No nazismo alemão dos anos de 1930, o governo de Adolf Hitler repudiava a arte moderna, classificando-a como degenerada.

Nos Estados Unidos, durante o macartismo, na década de 1950, artistas foram perseguidos, censurados e constavam em listas de pessoas consideradas inimigas da nação por terem qualquer relação, real ou fruto de paranoia, com o comunismo[1]. O senador Joseph McCarthy instituiu um clima de medo e terror com base em mentiras sobre a URSS, que repercutiram pelas gerações seguintes. E isso afetou a produção cultural daquela época[2].

São exemplos que mostram a negação da extrema-direita com relação à cultura ao longo da história.

Cinema e política

Mas o cinema pode assumir diferentes discursos e expressões.

O cineasta soviético, Serguei Eisenstein, registrou aspectos da Rússia pré-revolucionária, exaltou a Revolução de 1917 e falou sobre o papel dos operários na sociedade. 

Entre as décadas de 1920 e 1950, Charles Chaplin assumiu um discurso politizado e social ao tratar do trabalhador, como em Tempos Modernos (1936), e se opor ao nazismo em O Grande Ditador (1942). Assim como Eisenstein, Chaplin influenciou gerações.

São muitas as obras engajadas, que denunciam injustiças sociais e valorizam o povo trabalhador.
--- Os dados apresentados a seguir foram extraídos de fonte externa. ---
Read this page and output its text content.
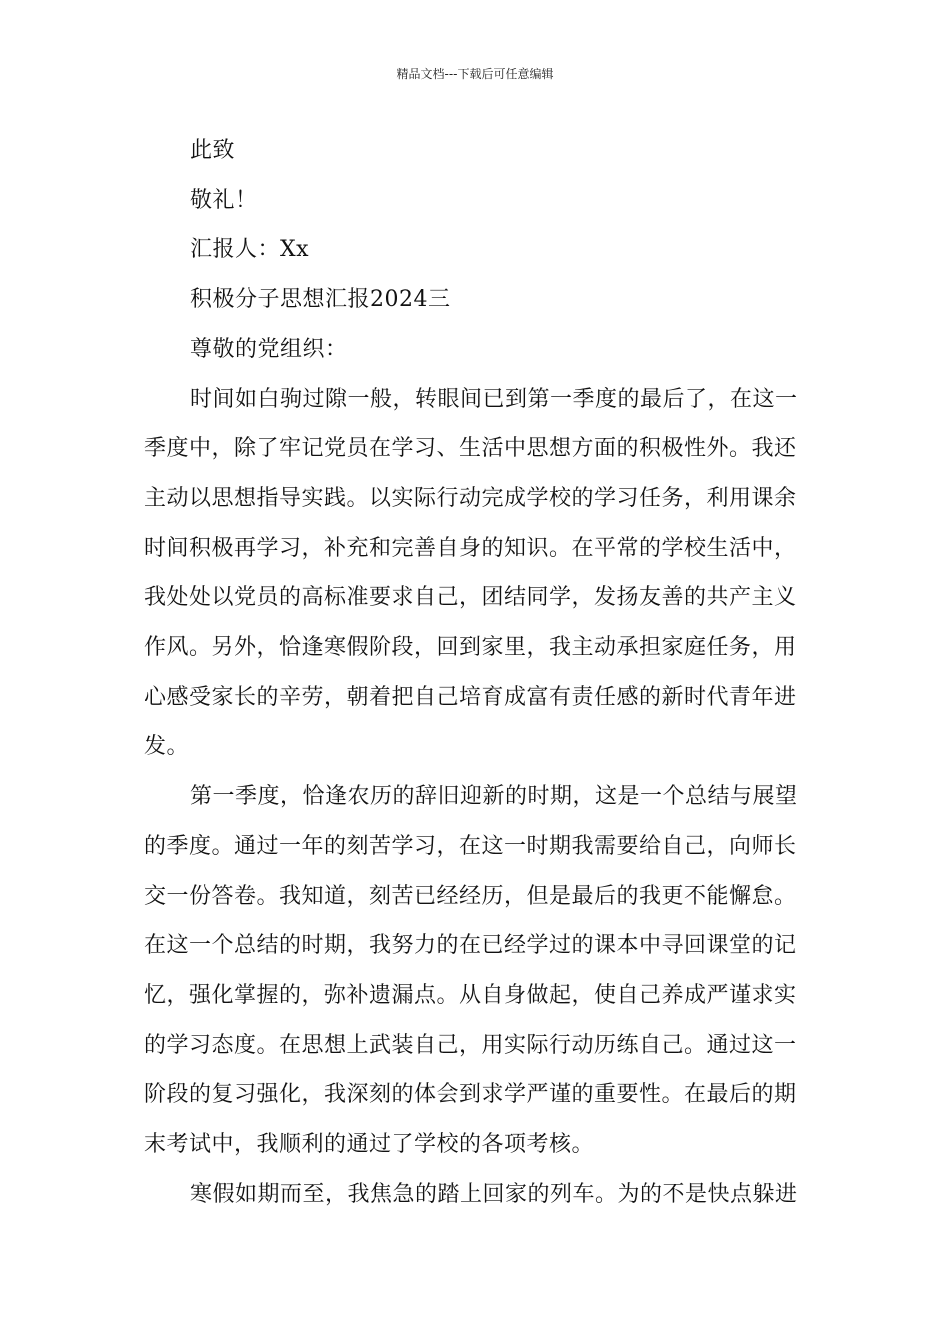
精品文档---下载后可任意编辑
此致
敬礼！
汇报人：Xx
积极分子思想汇报2024三
尊敬的党组织：
时间如白驹过隙一般，转眼间已到第一季度的最后了，在这一
季度中，除了牢记党员在学习、生活中思想方面的积极性外。我还
主动以思想指导实践。以实际行动完成学校的学习任务，利用课余
时间积极再学习，补充和完善自身的知识。在平常的学校生活中，
我处处以党员的高标准要求自己，团结同学，发扬友善的共产主义
作风。另外，恰逢寒假阶段，回到家里，我主动承担家庭任务，用
心感受家长的辛劳，朝着把自己培育成富有责任感的新时代青年进
发。
第一季度，恰逢农历的辞旧迎新的时期，这是一个总结与展望
的季度。通过一年的刻苦学习，在这一时期我需要给自己，向师长
交一份答卷。我知道，刻苦已经经历，但是最后的我更不能懈怠。
在这一个总结的时期，我努力的在已经学过的课本中寻回课堂的记
忆，强化掌握的，弥补遗漏点。从自身做起，使自己养成严谨求实
的学习态度。在思想上武装自己，用实际行动历练自己。通过这一
阶段的复习强化，我深刻的体会到求学严谨的重要性。在最后的期
末考试中，我顺利的通过了学校的各项考核。
寒假如期而至，我焦急的踏上回家的列车。为的不是快点躲进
Entre eles estão, Ladrões de Bicicleta (de Vitorio de Sica, 1948), que denuncia a pobreza na Itália Pós Segunda Guerra, A Classe Operária Vai ao Paraíso (de Elio Petri, 1971), que fala sobre a vida do operário fabril, Norma Rae (de Martin Ritt ,1979), que traz a questão sindical e da mulher operária. Mais recente, o cineasta britânico, Ken Loach aborda esse debate ao tratar da classe operária e suas dificuldades no mundo capitalista.

Há os brasileiros, com um espectro que vai desde Leon Hirszman, com seu obrigatório Eles Não Usam Black Tie (1981), que trata da greve dos metalúrgicos de São Paulo de 1979, e Tizuka Yamasaki, de quem cito Gaijin, Caminhos da Liberdade, que aborda a imigração japonesa e a tênue substituição do trabalho escravo para o assalariado, até produções da Globo Filmes, como Zuzu Angel (de Sérgio Rezende, 2006) e Olga (de Jayme Monjardim, 2004).

A propaganda de valores conservadores também foi e é usada. Uma referência neste campo é O Nascimento de uma Nação, (de D. W. Griffith, 1915) que, de forma abertamente racista, atribuiu heroísmo à Ku Kux Klan, apoiou a escravidão e o ódio aos negros.

O caráter de imperialismo cultural durante a Guerra Fria ficou evidente em produções como a série 007, em especial Moscou contra 007 (de Terence Young, 1963), Rambo (de Sylvester Stallone e outros, 1982) e Rocky, o Lutador (de John G. Avildsen, 1977).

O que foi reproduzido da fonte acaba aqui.